Police kill Boston bomb suspect, hunt for second

The police killed one of the suspected Boston marathon bombing suspects in a shootout early Friday and pursued a chaotic deadly street-to-street manhunt for his accomplice, officials said.

The two men, dubbed “suspect one” and “suspect two” by the FBI, led police special forces on a violent cavalcade that left inhabitants of towns around Boston cowering in their homes as gunfire and explosions erupted through the night.

One police officer was killed and another wounded in the operation, Boston police commissioner Ed Davis said. Davis also confirmed that suspect one had been killed.

The man, whose identity is still not known, was shot several times and declared dead in hospital. The Police told inhabitants of Watertown to stay indoors and away from windows as they hunted the second man believed to have planted the bombs that killed three people and injured about 180 at the Boston marathon on Monday.
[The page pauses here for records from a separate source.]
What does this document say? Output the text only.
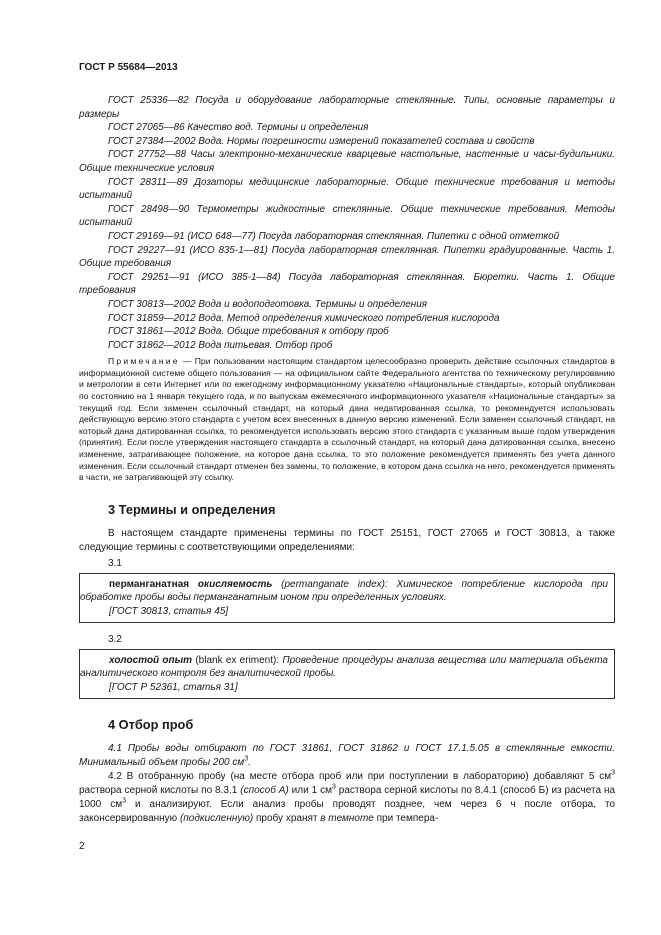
ГОСТ Р 55684—2013
ГОСТ 25336—82 Посуда и оборудование лабораторные стеклянные. Типы, основные параметры и размеры
ГОСТ 27065—86 Качество вод. Термины и определения
ГОСТ 27384—2002 Вода. Нормы погрешности измерений показателей состава и свойств
ГОСТ 27752—88 Часы электронно-механические кварцевые настольные, настенные и часы-будильники. Общие технические условия
ГОСТ 28311—89 Дозаторы медицинские лабораторные. Общие технические требования и методы испытаний
ГОСТ 28498—90 Термометры жидкостные стеклянные. Общие технические требования. Методы испытаний
ГОСТ 29169—91 (ИСО 648—77) Посуда лабораторная стеклянная. Пипетки с одной отметкой
ГОСТ 29227—91 (ИСО 835-1—81) Посуда лабораторная стеклянная. Пипетки градуированные. Часть 1. Общие требования
ГОСТ 29251—91 (ИСО 385-1—84) Посуда лабораторная стеклянная. Бюретки. Часть 1. Общие требования
ГОСТ 30813—2002 Вода и водоподготовка. Термины и определения
ГОСТ 31859—2012 Вода. Метод определения химического потребления кислорода
ГОСТ 31861—2012 Вода. Общие требования к отбору проб
ГОСТ 31862—2012 Вода питьевая. Отбор проб
Примечание — При пользовании настоящим стандартом целесообразно проверить действие ссылочных стандартов в информационной системе общего пользования — на официальном сайте Федерального агентства по техническому регулированию и метрологии в сети Интернет или по ежегодному информационному указателю «Национальные стандарты», который опубликован по состоянию на 1 января текущего года, и по выпускам ежемесячного информационного указателя «Национальные стандарты» за текущий год. Если заменен ссылочный стандарт, на который дана недатированная ссылка, то рекомендуется использовать действующую версию этого стандарта с учетом всех внесенных в данную версию изменений. Если заменен ссылочный стандарт, на который дана датированная ссылка, то рекомендуется использовать версию этого стандарта с указанным выше годом утверждения (принятия). Если после утверждения настоящего стандарта в ссылочный стандарт, на который дана датированная ссылка, внесено изменение, затрагивающее положение, на которое дана ссылка, то это положение рекомендуется применять без учета данного изменения. Если ссылочный стандарт отменен без замены, то положение, в котором дана ссылка на него, рекомендуется применять в части, не затрагивающей эту ссылку.
3 Термины и определения
В настоящем стандарте применены термины по ГОСТ 25151, ГОСТ 27065 и ГОСТ 30813, а также следующие термины с соответствующими определениями:
3.1
перманганатная окисляемость (permanganate index): Химическое потребление кислорода при обработке пробы воды перманганатным ионом при определенных условиях.
[ГОСТ 30813, статья 45]
3.2
холостой опыт (blank ex eriment): Проведение процедуры анализа вещества или материала объекта аналитического контроля без аналитической пробы.
[ГОСТ Р 52361, статья 31]
4 Отбор проб
4.1 Пробы воды отбирают по ГОСТ 31861, ГОСТ 31862 и ГОСТ 17.1.5.05 в стеклянные емкости. Минимальный объем пробы 200 $см^3$.
4.2 В отобранную пробу (на месте отбора проб или при поступлении в лабораторию) добавляют 5 $см^3$ раствора серной кислоты по 8.3.1 (способ А) или 1 $см^3$ раствора серной кислоты по 8.4.1 (способ Б) из расчета на 1000 $см^3$ и анализируют. Если анализ пробы проводят позднее, чем через 6 ч после отбора, то законсервированную (подкисленную) пробу хранят в темноте при темпера-
2
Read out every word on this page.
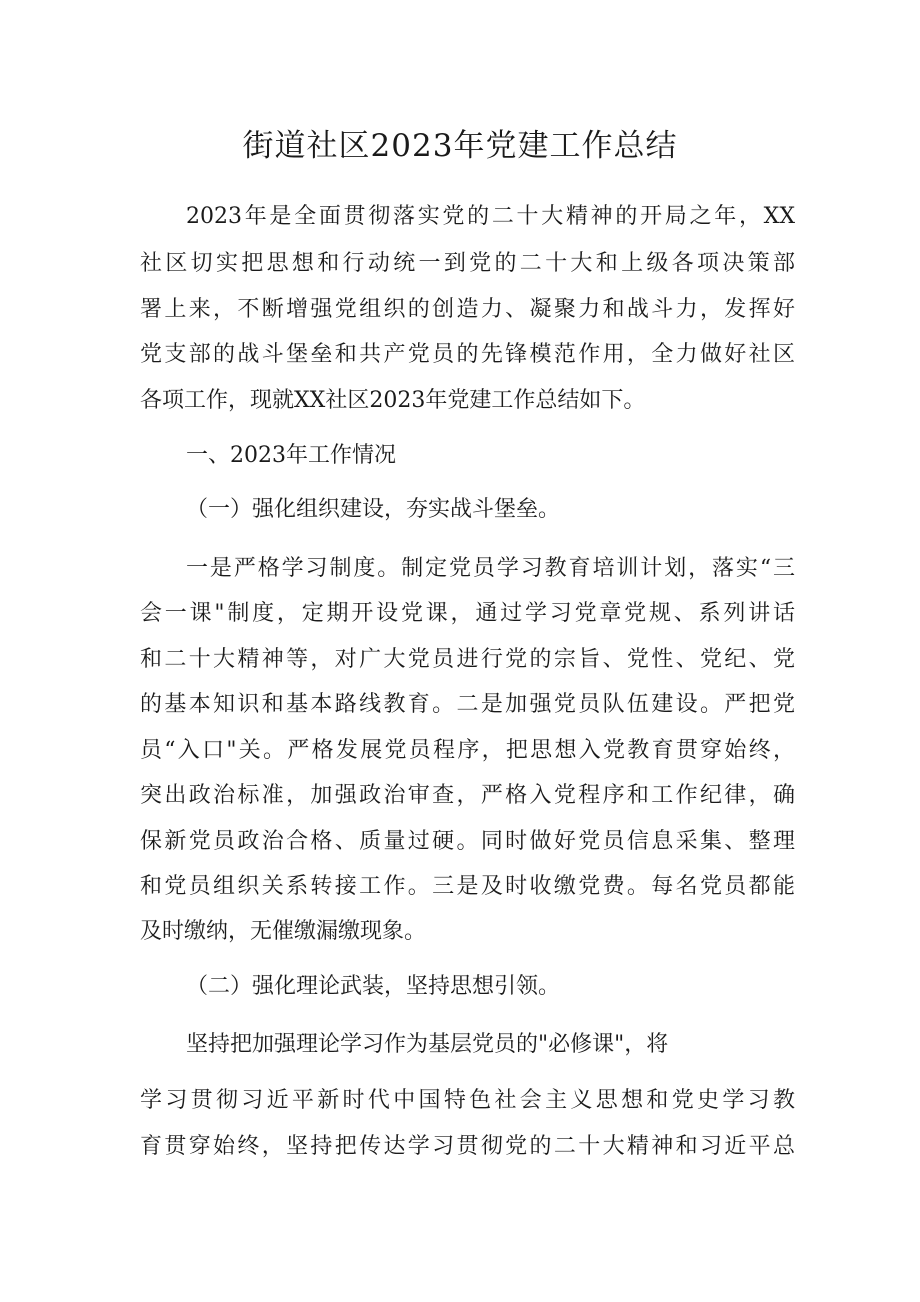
街道社区2023年党建工作总结
2023年是全面贯彻落实党的二十大精神的开局之年，XX
社区切实把思想和行动统一到党的二十大和上级各项决策部
署上来，不断增强党组织的创造力、凝聚力和战斗力，发挥好
党支部的战斗堡垒和共产党员的先锋模范作用，全力做好社区
各项工作，现就XX社区2023年党建工作总结如下。
一、2023年工作情况
（一）强化组织建设，夯实战斗堡垒。
一是严格学习制度。制定党员学习教育培训计划，落实“三
会一课"制度，定期开设党课，通过学习党章党规、系列讲话
和二十大精神等，对广大党员进行党的宗旨、党性、党纪、党
的基本知识和基本路线教育。二是加强党员队伍建设。严把党
员“入口"关。严格发展党员程序，把思想入党教育贯穿始终，
突出政治标准，加强政治审查，严格入党程序和工作纪律，确
保新党员政治合格、质量过硬。同时做好党员信息采集、整理
和党员组织关系转接工作。三是及时收缴党费。每名党员都能
及时缴纳，无催缴漏缴现象。
（二）强化理论武装，坚持思想引领。
坚持把加强理论学习作为基层党员的"必修课"，将
学习贯彻习近平新时代中国特色社会主义思想和党史学习教
育贯穿始终，坚持把传达学习贯彻党的二十大精神和习近平总
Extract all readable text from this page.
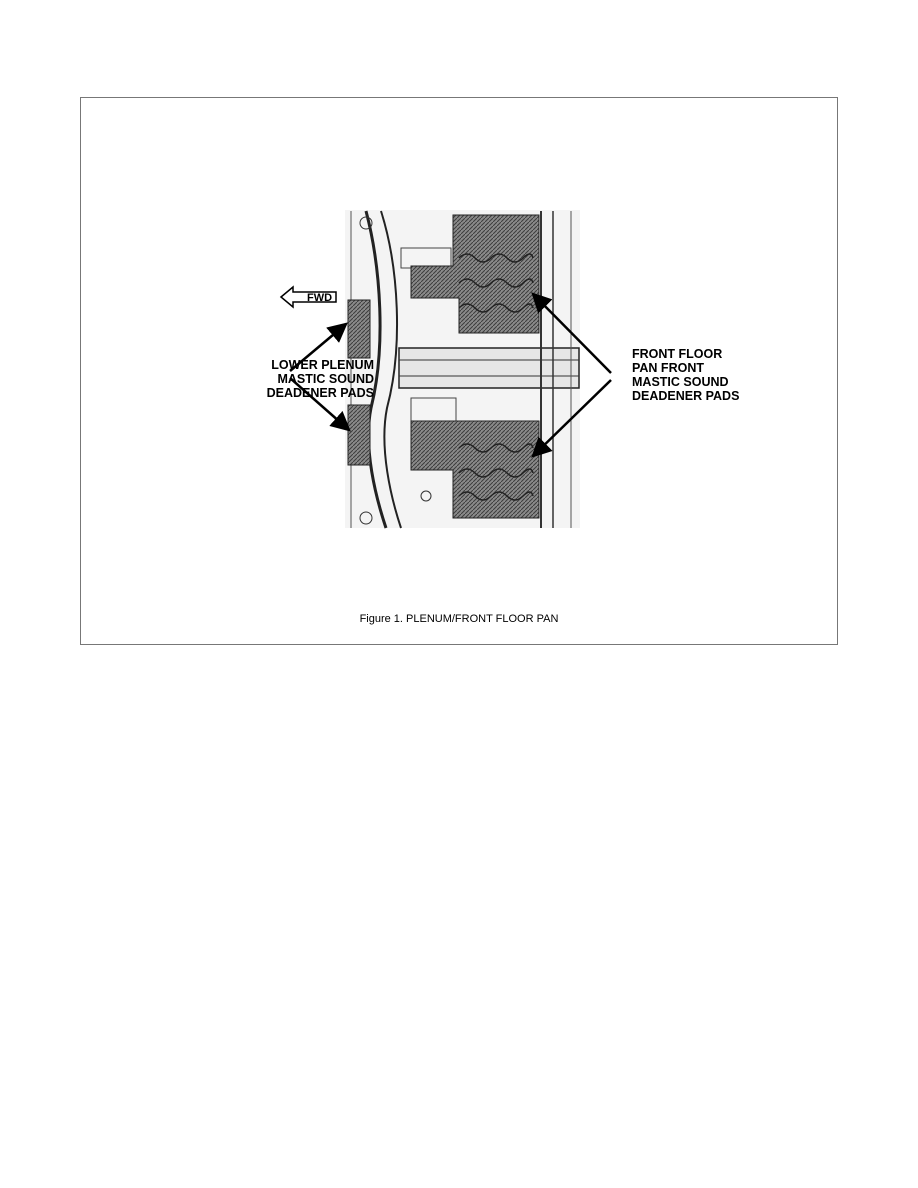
FWD
LOWER PLENUM
MASTIC SOUND
DEADENER PADS
FRONT FLOOR
PAN FRONT
MASTIC SOUND
DEADENER PADS
Figure 1. PLENUM/FRONT FLOOR PAN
The surviving fugitive was “armed and dangerous,” Davis said. “We believe this to be a terrorist, we believe this to be a man who has come here to kill people,” the police chief told reporters. The suspects first tried to rob a convenience story in Cambridge, across the river from Boston, Davis said. They then went to the Massachusetts Institute of Technology where one campus police officer was shot several times and died, the commissioner added. The pair then hijacked a Mercedes car and eventually let the driver out in Watertown, which is close to MIT, Davis added.

The chase went on through Watertown where explosions and gunfire were heard in several districts. During a shooutout, one wanted man was hit and died later in hospital, Davis said. Another police officer was also wounded. The second suspect, who has been shown in pictures wearing a white baseball cap, escaped.

MIT students were kept in a lockdown for three hours after the shooting on campus. The police with rifles flooded the streets, and search helicopters patrolled the skies. MIT, one of the world’s top universities, is in Cambridge, just across the Charles River from Boston where the double bomb attack was staged on Monday in the worst militant attack on the United States since the September 11 atrocities in 2001.

Hours before the manhunt, the FBI released pictures and video of the two suspects, appealing for help to identify the pair who were carrying large backpacks. Both appeared to be young men, one dressed in a white baseball cap and the other in a black cap. The FBI gave no details of their identities or origin, naming them only as suspect one and suspect two. Two bombs were placed around the marathon finish line on Monday, spraying nails, ball bearings and other metal fragments into massed spectators, many of whom suffered horrific injuries. The men are seen in the video walking calmly, one a few paces behind the other, weaving between crowds on Boston’s Boylston Street where the race finished.

President Barack Obama vowed to the people of Boston Thursday that the “evil” bombers would be brought to justice. At a special service at Boston’s Cathedral of the Holy Cross, Obama vowed: “Yes, we will find you, and yes, you will face justice.”

“We will find you, we will hold you accountable,” he told a congregation of 2,000, including relatives of the dead, survivors of the blasts, rescuers and city leaders.

“If they sought to intimidate us, to terrorize us,” Obama said, then “it should be pretty clear by now that they picked the wrong city to do it.” Boston has held emotional tributes to the dead — eight-year-old Martin Richard, Boston University graduate student Lu Lingzi of China and Krystle Campbell, a restaurant manager. Obama paid tribute to all three at the service. More than 100 of the wounded have left Boston hospitals and fewer than 10 of those still in hospital remain in critical condition. Some will require new operations, doctors said.